Когда «веселый» расстрел заканчивается, вертолет зависает в паре метров от склона, и охотники спрыгивают на землю, чтобы забрать туши. Бараны и козлы лежат на окровавленном снегу, задрав рогатые головы и вытянув копыта, их широко открытые глаза остекленели. Браконьеры тащат еще теплые туши к дверному проему вертолета и забрасывают их внутрь. Руки, штаны, железный пол – все испачкано кровью. Кровавые пятна остаются на снегу, в примятых ямках от туш. Ревет мотор, свистят винты, завис над склоном вертолет. Наконец все тяжелые туши погружены, охотники взобрались на борт, дверь захлопнулась, и машина набирает высоту, беря обратный курс на базу. На базе хладнокровные и довольные убийцы будут пить, веселиться, гулять с девками, хлестать свои красные толстые животы и задницы свежими вениками в жарко натопленной баньке. И примутся бахвалиться друг перед другом, кто и сколько поубивал беззащитных животных в чистом поле с вертолета.
Но веселье и нажива на этом не закончены. Через какое-то время отделанные таксидермистами гордые головы и бюсты козлов, баранов и маралов с роскошными рогами украсят загородные дома самих охотников и их друзей. А деликатесное мясо исчезающих краснокнижных животных отправится в модные рестораны больших городов («не желают ли господа блюда из таежной дичи?») – и за хорошие деньги. Браконьерам нет никакого дела до того, что убитые ими животные относятся к угрожаемым или вовсе к вымирающим видам. Что, расстрелянные ими или перепуганные до смерти, самки животных зимой носили в себе будущих детенышей и теперь у уцелевших самок случатся выкидьтттти. Что теряют свою последнюю пищу вымирающие редкие хищники, такие как, например, снежный барс…

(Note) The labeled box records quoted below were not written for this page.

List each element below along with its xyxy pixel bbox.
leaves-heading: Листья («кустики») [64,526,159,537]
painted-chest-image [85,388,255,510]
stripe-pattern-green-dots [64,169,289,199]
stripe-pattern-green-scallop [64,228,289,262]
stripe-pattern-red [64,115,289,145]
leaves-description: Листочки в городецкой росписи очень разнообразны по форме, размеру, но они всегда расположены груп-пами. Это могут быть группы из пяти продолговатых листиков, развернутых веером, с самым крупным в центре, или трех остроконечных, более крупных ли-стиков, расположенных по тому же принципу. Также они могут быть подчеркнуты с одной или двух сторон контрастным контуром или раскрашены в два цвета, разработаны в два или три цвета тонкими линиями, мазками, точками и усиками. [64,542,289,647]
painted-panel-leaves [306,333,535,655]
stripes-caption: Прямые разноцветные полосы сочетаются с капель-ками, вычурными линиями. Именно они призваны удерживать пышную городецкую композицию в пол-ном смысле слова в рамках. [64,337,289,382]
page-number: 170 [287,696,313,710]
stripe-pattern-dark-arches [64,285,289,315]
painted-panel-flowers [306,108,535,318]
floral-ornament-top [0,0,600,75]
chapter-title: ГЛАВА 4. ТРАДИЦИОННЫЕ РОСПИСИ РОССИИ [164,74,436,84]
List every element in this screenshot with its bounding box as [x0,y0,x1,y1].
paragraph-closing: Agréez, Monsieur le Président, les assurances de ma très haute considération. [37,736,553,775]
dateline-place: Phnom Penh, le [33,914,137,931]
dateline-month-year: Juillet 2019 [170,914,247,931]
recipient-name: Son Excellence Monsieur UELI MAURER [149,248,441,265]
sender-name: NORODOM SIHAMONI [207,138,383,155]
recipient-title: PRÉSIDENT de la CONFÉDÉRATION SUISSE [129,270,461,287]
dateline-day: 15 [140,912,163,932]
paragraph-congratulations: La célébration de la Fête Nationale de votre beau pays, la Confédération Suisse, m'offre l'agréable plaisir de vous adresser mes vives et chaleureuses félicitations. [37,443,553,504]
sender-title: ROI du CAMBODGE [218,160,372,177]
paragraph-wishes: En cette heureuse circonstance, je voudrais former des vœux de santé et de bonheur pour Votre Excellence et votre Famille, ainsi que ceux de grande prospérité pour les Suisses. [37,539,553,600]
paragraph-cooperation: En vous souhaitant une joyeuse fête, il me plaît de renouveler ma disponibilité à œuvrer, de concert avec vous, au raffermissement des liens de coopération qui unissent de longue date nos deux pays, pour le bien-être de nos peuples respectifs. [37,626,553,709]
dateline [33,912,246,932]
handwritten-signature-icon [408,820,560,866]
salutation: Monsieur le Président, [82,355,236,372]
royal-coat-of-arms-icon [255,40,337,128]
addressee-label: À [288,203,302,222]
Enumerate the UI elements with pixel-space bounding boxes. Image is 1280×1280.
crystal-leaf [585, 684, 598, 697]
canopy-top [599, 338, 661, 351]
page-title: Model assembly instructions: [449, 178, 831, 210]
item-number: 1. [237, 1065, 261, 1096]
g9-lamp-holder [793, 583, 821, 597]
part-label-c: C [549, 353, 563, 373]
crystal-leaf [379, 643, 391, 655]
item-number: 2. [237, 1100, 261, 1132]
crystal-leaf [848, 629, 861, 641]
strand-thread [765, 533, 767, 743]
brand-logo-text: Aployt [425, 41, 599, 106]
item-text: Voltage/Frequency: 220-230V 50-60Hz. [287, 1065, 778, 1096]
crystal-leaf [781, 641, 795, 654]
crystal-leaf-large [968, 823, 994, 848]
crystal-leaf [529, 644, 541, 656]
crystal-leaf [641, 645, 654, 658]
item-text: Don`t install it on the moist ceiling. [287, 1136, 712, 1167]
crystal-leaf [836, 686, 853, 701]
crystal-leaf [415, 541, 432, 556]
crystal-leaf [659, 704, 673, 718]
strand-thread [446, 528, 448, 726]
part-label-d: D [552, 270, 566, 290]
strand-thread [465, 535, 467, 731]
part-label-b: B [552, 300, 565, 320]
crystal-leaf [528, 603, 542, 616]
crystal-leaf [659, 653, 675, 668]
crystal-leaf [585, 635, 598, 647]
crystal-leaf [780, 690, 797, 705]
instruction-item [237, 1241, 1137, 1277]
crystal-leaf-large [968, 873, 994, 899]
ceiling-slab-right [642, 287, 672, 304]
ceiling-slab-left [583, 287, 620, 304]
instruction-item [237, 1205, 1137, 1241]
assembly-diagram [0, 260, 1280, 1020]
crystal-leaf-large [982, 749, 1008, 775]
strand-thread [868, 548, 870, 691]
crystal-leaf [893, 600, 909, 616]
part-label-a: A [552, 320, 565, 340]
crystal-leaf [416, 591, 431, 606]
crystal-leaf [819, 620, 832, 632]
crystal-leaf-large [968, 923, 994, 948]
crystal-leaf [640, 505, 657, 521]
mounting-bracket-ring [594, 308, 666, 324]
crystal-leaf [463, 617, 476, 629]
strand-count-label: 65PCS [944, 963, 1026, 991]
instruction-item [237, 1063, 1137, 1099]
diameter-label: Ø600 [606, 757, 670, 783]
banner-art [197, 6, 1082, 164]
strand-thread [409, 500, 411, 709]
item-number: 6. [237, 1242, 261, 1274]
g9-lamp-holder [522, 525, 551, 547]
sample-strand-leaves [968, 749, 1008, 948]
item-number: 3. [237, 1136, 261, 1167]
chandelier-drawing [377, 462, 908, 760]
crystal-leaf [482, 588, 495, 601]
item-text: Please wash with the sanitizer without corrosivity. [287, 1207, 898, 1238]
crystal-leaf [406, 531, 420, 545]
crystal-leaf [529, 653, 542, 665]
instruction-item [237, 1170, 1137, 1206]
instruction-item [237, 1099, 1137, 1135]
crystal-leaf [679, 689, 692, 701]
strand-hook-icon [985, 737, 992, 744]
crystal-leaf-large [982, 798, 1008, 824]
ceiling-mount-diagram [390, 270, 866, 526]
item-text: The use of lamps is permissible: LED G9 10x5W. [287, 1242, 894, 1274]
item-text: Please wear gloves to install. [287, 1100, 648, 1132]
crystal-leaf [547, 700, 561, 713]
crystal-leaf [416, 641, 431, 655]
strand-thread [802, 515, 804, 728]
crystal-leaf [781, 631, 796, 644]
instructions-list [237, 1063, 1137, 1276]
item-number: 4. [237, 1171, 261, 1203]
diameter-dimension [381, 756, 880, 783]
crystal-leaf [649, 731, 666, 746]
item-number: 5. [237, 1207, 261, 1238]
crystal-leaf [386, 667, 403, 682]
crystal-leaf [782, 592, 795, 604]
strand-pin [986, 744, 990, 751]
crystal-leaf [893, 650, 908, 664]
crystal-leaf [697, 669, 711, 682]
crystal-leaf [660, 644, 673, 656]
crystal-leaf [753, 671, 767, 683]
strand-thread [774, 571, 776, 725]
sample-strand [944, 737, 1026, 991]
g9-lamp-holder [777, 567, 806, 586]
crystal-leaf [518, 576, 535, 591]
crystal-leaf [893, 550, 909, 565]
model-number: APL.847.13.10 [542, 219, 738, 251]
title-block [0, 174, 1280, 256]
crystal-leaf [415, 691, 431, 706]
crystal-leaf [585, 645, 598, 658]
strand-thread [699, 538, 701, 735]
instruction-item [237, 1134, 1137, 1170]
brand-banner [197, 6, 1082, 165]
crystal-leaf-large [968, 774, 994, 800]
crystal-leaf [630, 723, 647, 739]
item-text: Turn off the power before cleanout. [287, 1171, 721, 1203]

Я думаю обо всем этом, лежа на пахнущей конским потом попоне под широкой и мягкой кроной высокого кедра. Неподалеку струится холодный чистый ручей. Фиолетовый вечерний амфитеатр Акташа золотит по вершинам заходящее солнце. Я вижу вдалеке сверкающую точку, которая бесшумно летит высоко в темнеющем холодном небе. Это вертолет, который возвращается с очередной барской охоты нашего времени. Чьи окровавленные туши лежат там сейчас на железном полу?